Joshua Edwards s'est amélioré à 6-0 à Las Vegas, mais la victoire a également montré pourquoi l'étiquette du « prochain Deontay Wilder » doit être refroidie immédiatement.
Edwards a pris une décision claire en six rounds contre Brandon 'The Real Life Rocky' Colantonio sur la sous-carte Ryan Garcia contre Mario Barrios, parcourant la distance pour la première fois en tant que professionnel.
Il contrôlait les cartes, mais les tours eux-mêmes racontaient toute l'histoire.
Comparaisons Deontay Wilder
Wilder n'est pas devenu un instrument de mesure parce qu'il était invaincu.
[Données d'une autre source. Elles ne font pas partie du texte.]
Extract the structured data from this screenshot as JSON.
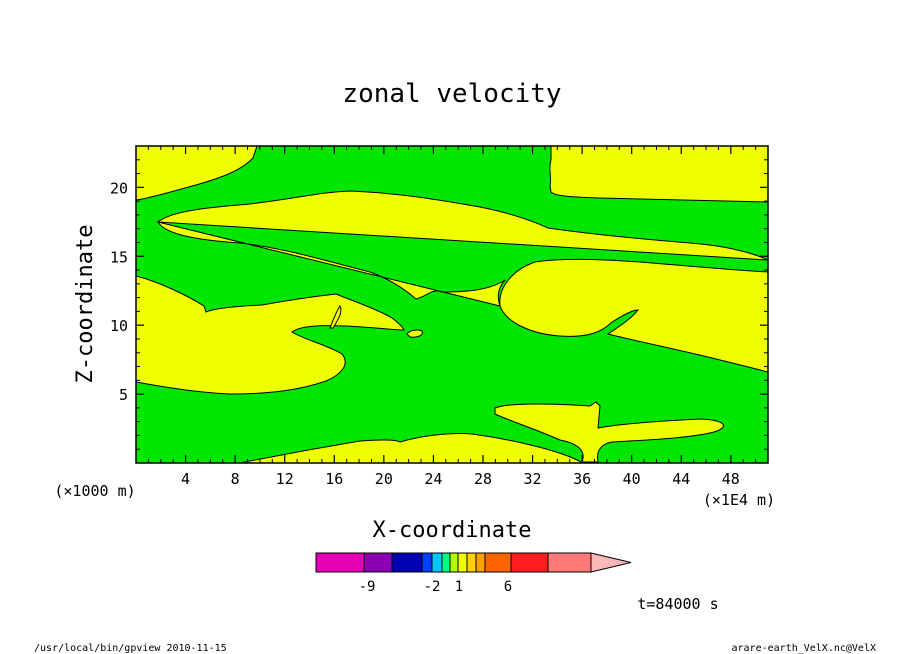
{
  "colors": {
    "zone_green": "#00e600",
    "zone_yellow": "#f0ff00",
    "colorbar": [
      "#e600b4",
      "#8c00b4",
      "#0000b4",
      "#0040ff",
      "#00c8ff",
      "#00ff80",
      "#b4ff00",
      "#f0ff00",
      "#ffd200",
      "#ffa000",
      "#ff6400",
      "#ff1e1e",
      "#ff7a78",
      "#ffb8b8"
    ]
  },
  "chart_data": {
    "type": "heatmap",
    "title": "zonal velocity",
    "xlabel": "X-coordinate",
    "ylabel": "Z-coordinate",
    "x_multiplier": "(×1E4 m)",
    "y_multiplier": "(×1000 m)",
    "x_ticks": [
      "4",
      "8",
      "12",
      "16",
      "20",
      "24",
      "28",
      "32",
      "36",
      "40",
      "44",
      "48"
    ],
    "y_ticks": [
      "5",
      "10",
      "15",
      "20"
    ],
    "x_range": [
      0,
      51
    ],
    "y_range": [
      0,
      23
    ],
    "colorbar_labels": [
      "-9",
      "-2",
      "1",
      "6"
    ],
    "time_label": "t=84000 s",
    "footer_left": "/usr/local/bin/gpview  2010-11-15",
    "footer_right": "arare-earth_VelX.nc@VelX"
  }
}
Il l’est devenu parce qu’il a levé le doute tôt et souvent.
« The Bronze Bomber » a ouvert sa carrière 32-0 avec 32 KO et a rarement dû résoudre des problèmes au-delà de quatre rounds, à l'exception de quelques moments difficiles.
Cela ne rend pas les tournées négatives. Cela montre à quel point il est irréaliste de mesurer un poids lourd de 6-0 contre une séquence de 32 combats consécutifs à élimination directe.
Edwards a du pouvoir et du physique, et c'est suffisant pour que les gens commencent à l'exploiter. Mais le début de la carrière de Wilder s'est construit sur des fins. Edwards pose déjà différentes questions.
Le combat de Colantonio
Ce n’était pas une soirée pour enlever quoi que ce soit à Edwards. C'était une nuit pour le placer correctement.
Lorsqu'un adversaire durable comme Colantonio ne se couche pas tôt, un jeune poids lourd doit faire preuve de contrôle, de patience et d'une volonté d'encaisser des tours. Edwards a fait cela, ce qui est positif en soi.
Dans le même temps, le combat n’a pas fourni le genre de séparation unilatérale qui alimente les discussions sur le « prochain Wilder ».
Il y a eu des périodes où le travail est devenu plus méthodique que dommageable, et où le travail consistait à maintenir l'ordre plutôt qu'à forcer l'arrivée.
Il s’agit d’une étape normale de développement, et c’est généralement à ce moment-là que le battage médiatique commence à devancer la réalité.
Joshua Edwards est mieux servi par le temps que par les étiquettes
La division des poids lourds en 2026 n’est pas conçue pour des prospects précipités. Les combattants sont déplacés avec précaution. Les combats d'apprentissage font partie du plan, même lorsque le bilan reste parfait.
Edwards correspond mieux à cette voie moderne que le modèle de Wilder, et ce n’est pas une insulte. La course de Wilder était inhabituelle. S’attendre à ce qu’un poids lourd 6-0 le reflète est irréaliste.
Edwards est invaincu, talentueux et toujours en développement. Il a désormais des réserves en réserve, une base de référence plus claire et une meilleure compréhension de ce que l'on ressent lorsque l'énergie seule ne met pas fin à la nuit plus tôt.
C'est là où en est sa carrière en ce moment.
Si Edwards devient un véritable poids lourd d’élite, ce sera parce qu’il continue de s’améliorer à chaque étape, et non parce qu’il est contraint de faire une comparaison après six combats.
Pour l’instant, l’évaluation la plus précise est la plus juste. Il a gagné clairement et il a tiré des leçons pour l’avenir.
« The Rocket » a encore un long chemin à parcourir avant que quiconque puisse apposer une étiquette de la taille d'un Wilder à son nom.